Restaurant: Umami Burger...Yeah, that's right.




The first word that comes to mind is unexpected. It's dark and atmospheric (at the one I went to anyway) with the looks of a bar but the feel of a sophisticated, you-gotta-be-willing-to-spend kind of restaurant. The menu is a narrow piece of paper with about 10 or 11 burgers. Flip it over and there's sides and condiments. Done. As I scrolled through, I realized there was no vegetarian burger and panicked. I was there with Big Man and Bigger Man. Bigger Man assured me there was a vegetarian option it's just not on the menu. You have to ask, which we did. The waiter said the vegetarian was a portobello burger with a parmesan crisp. He had me at "portobello." "That. I'll take it," I said before he could finish. Big Man ordered the truffle burger. Bigger Man ordered a lamb burger. We got house pickles as an appetizer and sweet potato and regular fries and tempura onion rings as sides.

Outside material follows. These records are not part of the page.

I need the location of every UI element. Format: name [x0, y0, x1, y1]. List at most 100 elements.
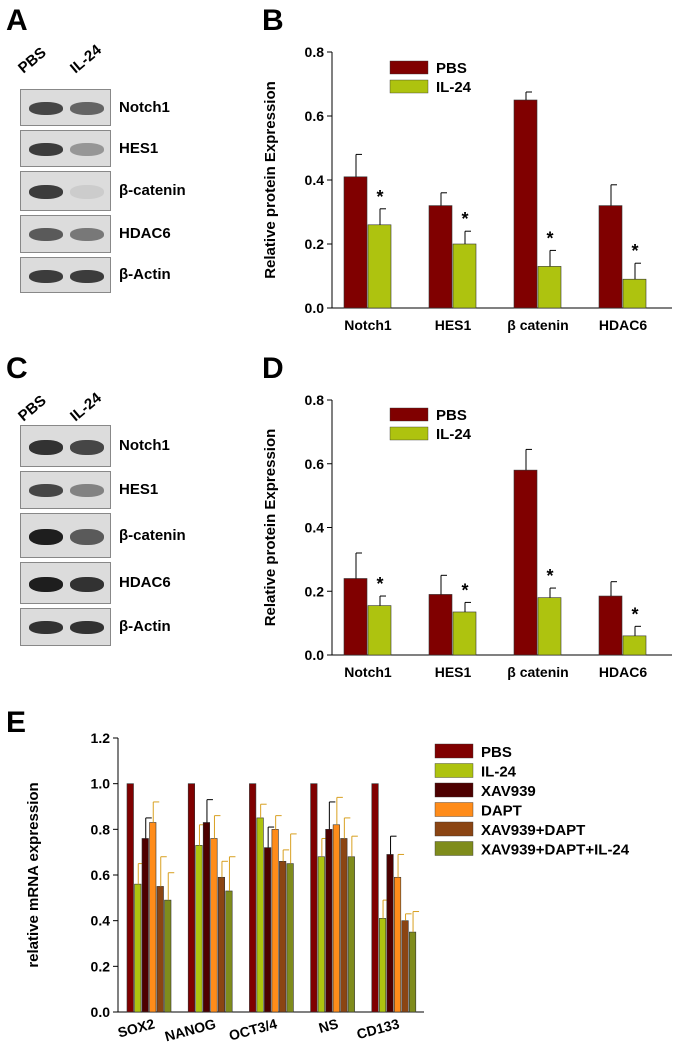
x-tick-label: Notch1 — [344, 317, 392, 333]
bar — [225, 890, 233, 1013]
bar — [332, 824, 340, 1013]
bar — [343, 176, 368, 309]
x-tick-label: HDAC6 — [599, 664, 647, 680]
bar — [428, 205, 453, 309]
blot-strip — [20, 608, 111, 646]
bar — [126, 783, 134, 1013]
y-tick-label: 0.2 — [305, 236, 325, 252]
blot-protein-label: β-Actin — [119, 618, 171, 635]
lane-label-il24: IL-24 — [67, 41, 105, 77]
x-tick-label: β catenin — [507, 317, 568, 333]
legend-swatch — [389, 407, 429, 422]
lane-label-pbs: PBS — [15, 44, 50, 77]
significance-star: * — [631, 241, 638, 261]
blot-strip — [20, 89, 111, 126]
band-pbs — [29, 228, 63, 241]
legend-swatch — [434, 763, 474, 778]
band-il24 — [70, 228, 104, 241]
bar — [271, 829, 279, 1013]
blot-protein-label: β-catenin — [119, 182, 186, 199]
panel-letter-b: B — [262, 4, 284, 37]
y-tick-label: 0.4 — [91, 913, 111, 929]
band-il24 — [70, 143, 104, 156]
y-axis-label: Relative protein Expression — [262, 429, 279, 627]
band-pbs — [29, 185, 63, 199]
y-tick-label: 0.8 — [91, 821, 111, 837]
legend-swatch — [389, 426, 429, 441]
bar — [367, 605, 392, 656]
blot-protein-label: HDAC6 — [119, 225, 171, 242]
bar — [428, 594, 453, 656]
blot-strip — [20, 513, 111, 558]
bar — [249, 783, 257, 1013]
band-pbs — [29, 143, 63, 156]
bar — [325, 829, 333, 1013]
blot-strip — [20, 471, 111, 509]
bar — [264, 847, 272, 1013]
blot-protein-label: Notch1 — [119, 98, 170, 116]
bar — [202, 822, 210, 1013]
y-tick-label: 0.8 — [305, 44, 325, 60]
bar — [187, 783, 195, 1013]
panel-letter-e: E — [6, 706, 27, 739]
y-tick-label: 0.6 — [305, 108, 325, 124]
blot-protein-label: β-Actin — [119, 266, 171, 283]
significance-star: * — [461, 209, 468, 229]
band-il24 — [70, 577, 104, 592]
x-tick-label: β catenin — [507, 664, 568, 680]
blot-strip — [20, 562, 111, 604]
band-pbs — [29, 270, 63, 283]
bar — [537, 597, 562, 656]
bar — [149, 822, 157, 1013]
band-il24 — [70, 484, 104, 497]
legend-label: IL-24 — [481, 764, 517, 781]
bar — [164, 899, 172, 1013]
y-axis-label: relative mRNA expression — [25, 782, 42, 967]
legend-label: IL-24 — [436, 426, 472, 443]
blot-strip — [20, 215, 111, 253]
bar — [378, 918, 387, 1013]
bar — [386, 854, 394, 1013]
band-pbs — [29, 621, 63, 634]
y-tick-label: 0.4 — [305, 520, 325, 536]
y-tick-label: 0.2 — [91, 958, 111, 974]
blot-protein-label: HES1 — [119, 139, 159, 157]
legend-swatch — [434, 802, 474, 817]
bar — [452, 243, 477, 309]
y-axis-label: Relative protein Expression — [262, 81, 279, 279]
legend-label: PBS — [436, 60, 467, 77]
x-tick-label: SOX2 — [116, 1015, 156, 1040]
band-il24 — [70, 185, 104, 199]
significance-star: * — [631, 604, 638, 624]
bar — [340, 838, 348, 1013]
bar — [371, 783, 379, 1013]
band-il24 — [70, 440, 104, 455]
bar — [156, 886, 164, 1013]
band-il24 — [70, 102, 104, 115]
bar — [279, 860, 287, 1013]
blot-strip — [20, 171, 111, 211]
bar — [367, 224, 392, 309]
bar — [210, 838, 218, 1013]
y-tick-label: 0.4 — [305, 172, 325, 188]
legend-swatch — [434, 821, 474, 837]
x-tick-label: HDAC6 — [599, 317, 647, 333]
y-tick-label: 0.6 — [91, 867, 111, 883]
significance-star: * — [376, 574, 383, 594]
legend-swatch — [434, 743, 474, 759]
blot-protein-label: β-catenin — [119, 526, 186, 544]
legend-swatch — [389, 60, 429, 75]
blot-protein-label: HDAC6 — [119, 574, 171, 591]
bar — [256, 817, 264, 1013]
legend-label: PBS — [481, 744, 512, 761]
bar — [141, 838, 149, 1013]
x-tick-label: HES1 — [435, 317, 472, 333]
panel-letter-a: A — [6, 4, 28, 37]
bar — [452, 611, 477, 656]
x-tick-label: NANOG — [163, 1015, 218, 1044]
bar — [401, 920, 409, 1013]
bar — [598, 595, 623, 656]
bar — [310, 783, 318, 1013]
y-tick-label: 1.0 — [91, 776, 111, 792]
y-tick-label: 1.2 — [91, 730, 111, 746]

The house pickles consisted of pickled hearts of palm, red cabbage, 2 different pickles, and carrot with ginger. I tried the hearts of palm first, which were quite good. Then the carrot. I coughed for a little while a made a grotesque face without warning. My entire tongue and throat shrunk and started to burn. It was like pickled jalapeno. I tried one of the pickles and it had the same effect. The only thing I really liked was the red cabbage because of the smooth, crunchy texture.

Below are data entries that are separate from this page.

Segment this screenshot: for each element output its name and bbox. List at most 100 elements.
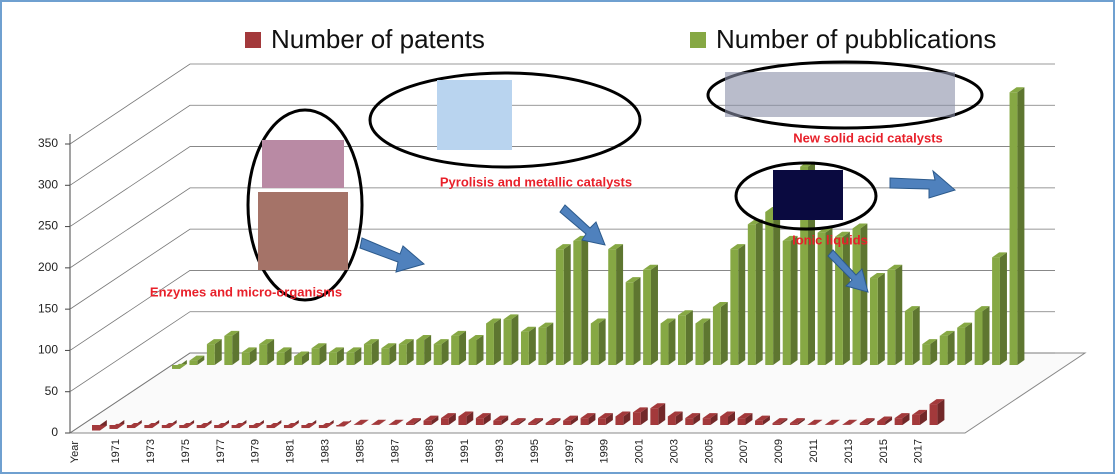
bar — [608, 249, 617, 365]
x-tick-label: 1987 — [389, 439, 401, 463]
bar-top — [475, 413, 491, 419]
bar-side — [361, 419, 369, 425]
bar-side — [658, 403, 666, 425]
annotations — [246, 60, 984, 302]
x-tick-label: 1983 — [319, 439, 331, 463]
bar — [109, 425, 118, 429]
bar-side — [877, 273, 885, 365]
bar — [294, 356, 302, 365]
bar — [545, 423, 554, 425]
bar-top — [660, 318, 676, 324]
x-tick-label: 1995 — [529, 439, 541, 463]
annotation-ellipse — [734, 161, 878, 231]
bar-side — [738, 244, 746, 365]
bar-top — [276, 347, 292, 353]
bar — [887, 269, 896, 365]
bar-top — [311, 343, 327, 349]
bar-top — [887, 264, 903, 270]
bar-side — [850, 419, 858, 425]
bar-top — [678, 310, 693, 316]
bar — [224, 335, 233, 365]
bar-side — [570, 415, 578, 425]
bar — [493, 420, 502, 425]
bar — [643, 269, 651, 365]
bar-top — [458, 411, 474, 417]
bar — [660, 323, 669, 365]
bar — [747, 224, 756, 365]
y-tick-label: 200 — [38, 260, 58, 274]
bar — [249, 425, 257, 429]
bar-side — [448, 413, 456, 425]
bar — [206, 344, 215, 365]
bar — [398, 344, 407, 365]
bar-top — [695, 318, 711, 324]
bar-top — [842, 419, 858, 425]
bar-top — [1009, 87, 1025, 93]
x-tick-label: 1997 — [564, 439, 576, 463]
bar — [475, 418, 484, 425]
bar — [329, 352, 337, 365]
x-tick-label: 1981 — [285, 439, 297, 463]
bar — [852, 228, 861, 365]
bar-top — [912, 409, 927, 415]
bar-side — [605, 413, 613, 425]
x-tick-label: 1993 — [494, 439, 506, 463]
bar — [678, 315, 686, 365]
bar-side — [511, 314, 519, 365]
bar — [992, 257, 1000, 365]
bar — [336, 425, 345, 427]
bar — [503, 319, 512, 365]
bar-side — [919, 409, 927, 425]
x-tick-label: 2003 — [668, 439, 680, 463]
bar — [276, 352, 285, 365]
bar-side — [623, 411, 631, 425]
bar — [311, 348, 320, 365]
bar-side — [885, 416, 893, 425]
bar-top — [206, 339, 222, 345]
bar-side — [396, 419, 404, 425]
bar-top — [528, 418, 544, 424]
bar — [416, 339, 425, 365]
bar-top — [869, 273, 885, 279]
bar-top — [789, 418, 805, 424]
bar — [259, 344, 268, 365]
annotation: Enzymes and micro-organisms — [150, 284, 342, 299]
bar — [563, 420, 571, 425]
bar-side — [999, 252, 1007, 365]
bar — [712, 306, 721, 365]
bar-side — [197, 355, 205, 365]
y-tick-label: 100 — [38, 343, 58, 357]
bar-top — [555, 244, 571, 250]
annotation: New solid acid catalysts — [793, 130, 943, 145]
bar-side — [745, 413, 753, 425]
bar-side — [842, 231, 850, 365]
bar-side — [588, 413, 596, 425]
x-tick-label: 2005 — [703, 439, 715, 463]
bar — [573, 240, 582, 365]
bar-top — [835, 231, 850, 237]
bar-side — [685, 310, 693, 365]
bar — [904, 311, 913, 365]
bar-top — [904, 306, 920, 312]
bar-top — [423, 415, 439, 421]
bar-side — [703, 318, 711, 365]
bar-side — [413, 418, 421, 425]
bar — [172, 365, 180, 369]
bar-top — [538, 322, 554, 328]
bar-top — [685, 413, 701, 419]
bar — [92, 425, 100, 431]
bar — [241, 352, 250, 365]
bar — [615, 416, 624, 425]
bar-side — [518, 418, 526, 425]
bar — [702, 418, 711, 425]
bar-top — [381, 343, 397, 349]
bar — [912, 414, 920, 425]
x-tick-label: 1973 — [145, 439, 157, 463]
bar-top — [712, 301, 728, 307]
x-tick-label: 1991 — [459, 439, 471, 463]
annotation-ellipse — [706, 60, 984, 130]
grid-line — [69, 146, 1055, 227]
bar — [538, 327, 547, 365]
bar-side — [284, 347, 292, 365]
bar-side — [640, 407, 648, 425]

Our burgers came rather quickly, each on individual rectangular plates with nothing on them but the burger. Just plate and sandwich. And they're not even luxuriously large burgers either. They're savor-the-bite small. Very european. The sides came in their own separate bowls with Japanese soup spoons filled with garlic mayonnaise, house-made ketchup, and more very strong hot sauce.

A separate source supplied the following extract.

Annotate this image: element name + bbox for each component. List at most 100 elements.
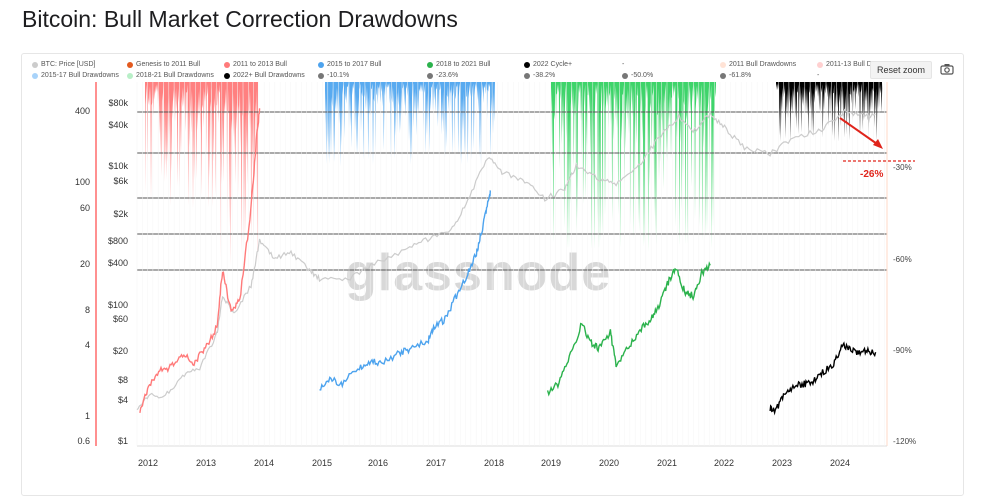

My portobello was cushioned between two warm, salty, pillowy brioche buns. Despite the absence of the parmesan crisp, it was more than tasty enough. I could see on top of the juicy mushroom was a crushed tomato that tasted sweet and deep and tomatoey with caramelized onions and whatever soft yumminess was on there. It was the perfect burger, meat or no meat.
I tried the regular fries in the dark ketchup and knew immediately it wasn't Heinz. Bigger Man said they make their own and it tasted a bit sweeter with Worcestershire, more meatiness and layers. Almost barbeque.
I did indeed savor every bite of my burger, but 20 minutes later it was time for dessert. Our waiter told us about a brand new dessert called the "UFO." He went through the entire dessert list successfully, but Big Man decided on the UFO quickly, more for shits and giggles. I got the rich-people version of a Ding Dong. And Bigger Man settled on a classic ice cream sandwich. When they were brought out to us, again, we didn't see it coming. Big Man's UFO is essentially a big oatmeal cookie with vanilla cream that's been deep fried and placed on a scoop of vanilla ice cream. Two bites in, he says, "I have no idea what I'm eating," and we cracked up. "This could be anything, I wouldn't know." My dessert was only known as a "raspberry velvet." It's basically a Ding Dong only with red velvet cake, vanilla cream, a thin layer of raspberry, and, like, dark Belgian chocolate on the outside. Absolutely divine. Bigger Man's ice cream sandwich was a soft cookie (same size as my Ding Dong) half-dipped in chocolate with the ice cream between. I ate mine up in about 3 minutes flat. As soon as Big Man finished his, he pushed the bowl away and said, "I shouldn't have done that." "You'll be feeling that later," Bigger Man joked.
And I was completely content with a warmness in my belly. I knew an abnormally crappy start to my day had to finish exceptionally well to balance it out.